Spain - a former colonial power in Venezuela - sees itself as the EU's privileged negotiator on Latin American issues and generally advocates closer EU relations with the leftist, anti-western regimes in both Venezuela and its local ally, Cuba.

An EU official added that Brussels has no "framework political agreement" in place with Venezuela, unlike with Afghanistan, which has recently seen EU judicial and customs experts parachuted in to combat the country's mass-scale heroin smuggling problem.

"We have not developed any deep contacts with Venezuelan [law enforcement authorities]," the EU justice and home affairs official said. "It could be a question to be examined, but it would depend on the amount of drugs that are being sent to Europe."

A recent UN report says "Europe has become the second largest illicit market for cocaine in the world [after the US]. The total amount of cocaine seized in Europe and the number of persons who abuse that drug have increased compared with the previous year [2005]."

The EU's own studies show that, while marijuana is the number one drug in Europe, cocaine is fast becoming number two, with young men in urban centres in Ireland, the Netherlands, Italy, the UK and Spain forming the category of heaviest users.

About 3 percent of EU citizens have tried cocaine at least once.
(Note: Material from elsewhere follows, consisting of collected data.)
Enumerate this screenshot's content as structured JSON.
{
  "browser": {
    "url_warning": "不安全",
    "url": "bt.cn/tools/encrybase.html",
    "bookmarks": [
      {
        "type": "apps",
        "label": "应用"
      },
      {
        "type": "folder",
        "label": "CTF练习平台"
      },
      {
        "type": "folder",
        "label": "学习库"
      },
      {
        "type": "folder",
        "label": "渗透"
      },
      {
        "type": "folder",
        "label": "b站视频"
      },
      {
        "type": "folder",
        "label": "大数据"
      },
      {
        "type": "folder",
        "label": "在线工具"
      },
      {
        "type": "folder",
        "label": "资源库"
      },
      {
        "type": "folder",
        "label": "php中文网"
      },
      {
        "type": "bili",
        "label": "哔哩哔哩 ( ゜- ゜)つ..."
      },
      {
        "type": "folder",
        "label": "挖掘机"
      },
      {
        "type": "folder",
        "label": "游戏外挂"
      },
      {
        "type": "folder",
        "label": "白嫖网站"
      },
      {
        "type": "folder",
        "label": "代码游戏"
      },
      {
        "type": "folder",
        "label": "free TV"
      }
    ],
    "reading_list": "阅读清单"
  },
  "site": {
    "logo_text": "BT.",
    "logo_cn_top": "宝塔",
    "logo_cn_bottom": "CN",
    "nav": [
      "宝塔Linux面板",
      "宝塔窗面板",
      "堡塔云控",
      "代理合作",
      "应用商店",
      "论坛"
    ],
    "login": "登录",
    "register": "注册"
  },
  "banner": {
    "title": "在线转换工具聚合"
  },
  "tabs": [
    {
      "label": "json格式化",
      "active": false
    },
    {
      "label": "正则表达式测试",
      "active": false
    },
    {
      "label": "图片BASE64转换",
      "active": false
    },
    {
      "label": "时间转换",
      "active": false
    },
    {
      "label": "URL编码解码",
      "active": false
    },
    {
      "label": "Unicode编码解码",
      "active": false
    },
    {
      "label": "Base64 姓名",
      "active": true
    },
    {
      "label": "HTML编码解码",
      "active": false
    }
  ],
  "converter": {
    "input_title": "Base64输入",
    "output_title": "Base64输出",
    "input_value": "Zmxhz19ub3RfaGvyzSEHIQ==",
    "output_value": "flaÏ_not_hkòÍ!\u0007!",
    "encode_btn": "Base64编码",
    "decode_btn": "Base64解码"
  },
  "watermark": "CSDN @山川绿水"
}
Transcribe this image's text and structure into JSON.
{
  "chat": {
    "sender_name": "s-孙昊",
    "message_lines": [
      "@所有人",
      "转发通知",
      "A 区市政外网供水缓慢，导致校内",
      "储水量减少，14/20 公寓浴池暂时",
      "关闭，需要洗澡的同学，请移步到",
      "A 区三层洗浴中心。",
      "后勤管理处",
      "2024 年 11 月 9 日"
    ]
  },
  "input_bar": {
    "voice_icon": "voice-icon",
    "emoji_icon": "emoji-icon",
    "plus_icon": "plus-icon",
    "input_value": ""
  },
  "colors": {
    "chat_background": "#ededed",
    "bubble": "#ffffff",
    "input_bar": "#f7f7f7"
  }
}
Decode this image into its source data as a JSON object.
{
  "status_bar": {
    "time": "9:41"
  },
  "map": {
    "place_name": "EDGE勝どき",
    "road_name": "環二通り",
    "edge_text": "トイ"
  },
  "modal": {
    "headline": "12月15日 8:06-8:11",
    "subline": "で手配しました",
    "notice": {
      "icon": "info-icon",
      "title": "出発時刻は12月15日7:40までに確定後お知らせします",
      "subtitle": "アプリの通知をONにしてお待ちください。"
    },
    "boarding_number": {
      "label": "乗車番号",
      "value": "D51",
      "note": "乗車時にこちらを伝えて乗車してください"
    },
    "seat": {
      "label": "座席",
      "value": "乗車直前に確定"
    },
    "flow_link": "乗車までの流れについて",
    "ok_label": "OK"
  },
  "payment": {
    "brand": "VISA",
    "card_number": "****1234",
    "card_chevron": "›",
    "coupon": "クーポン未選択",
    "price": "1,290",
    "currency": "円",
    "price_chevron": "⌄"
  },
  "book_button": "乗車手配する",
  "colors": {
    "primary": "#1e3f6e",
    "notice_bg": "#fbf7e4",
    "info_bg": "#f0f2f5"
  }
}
Street prices have fallen since the 1990s but European wholesale prices have increased to as much as €57,000 per kilo compared to €30,000 in the US, with most shipments seized in Spanish ports.

"Cocaine is surging in Europe at levels similar to what America experienced in the 1980s," the head of the US' drug-enforcement body, the DEA, said at an international seminar on drug trafficking held in Madrid on Wednesday, AFP reports.

"Cocaine is very much associated with success, urban lifestyles, a party atmosphere," Julian Vicente, an analyst at the EU's anti-drugs agency, the EMCDDA, added.

A 2005 search by German TV magazine AKTE showed traces of the drug in 41 out of 46 bathrooms swabbed in the European Parliament in Brussels.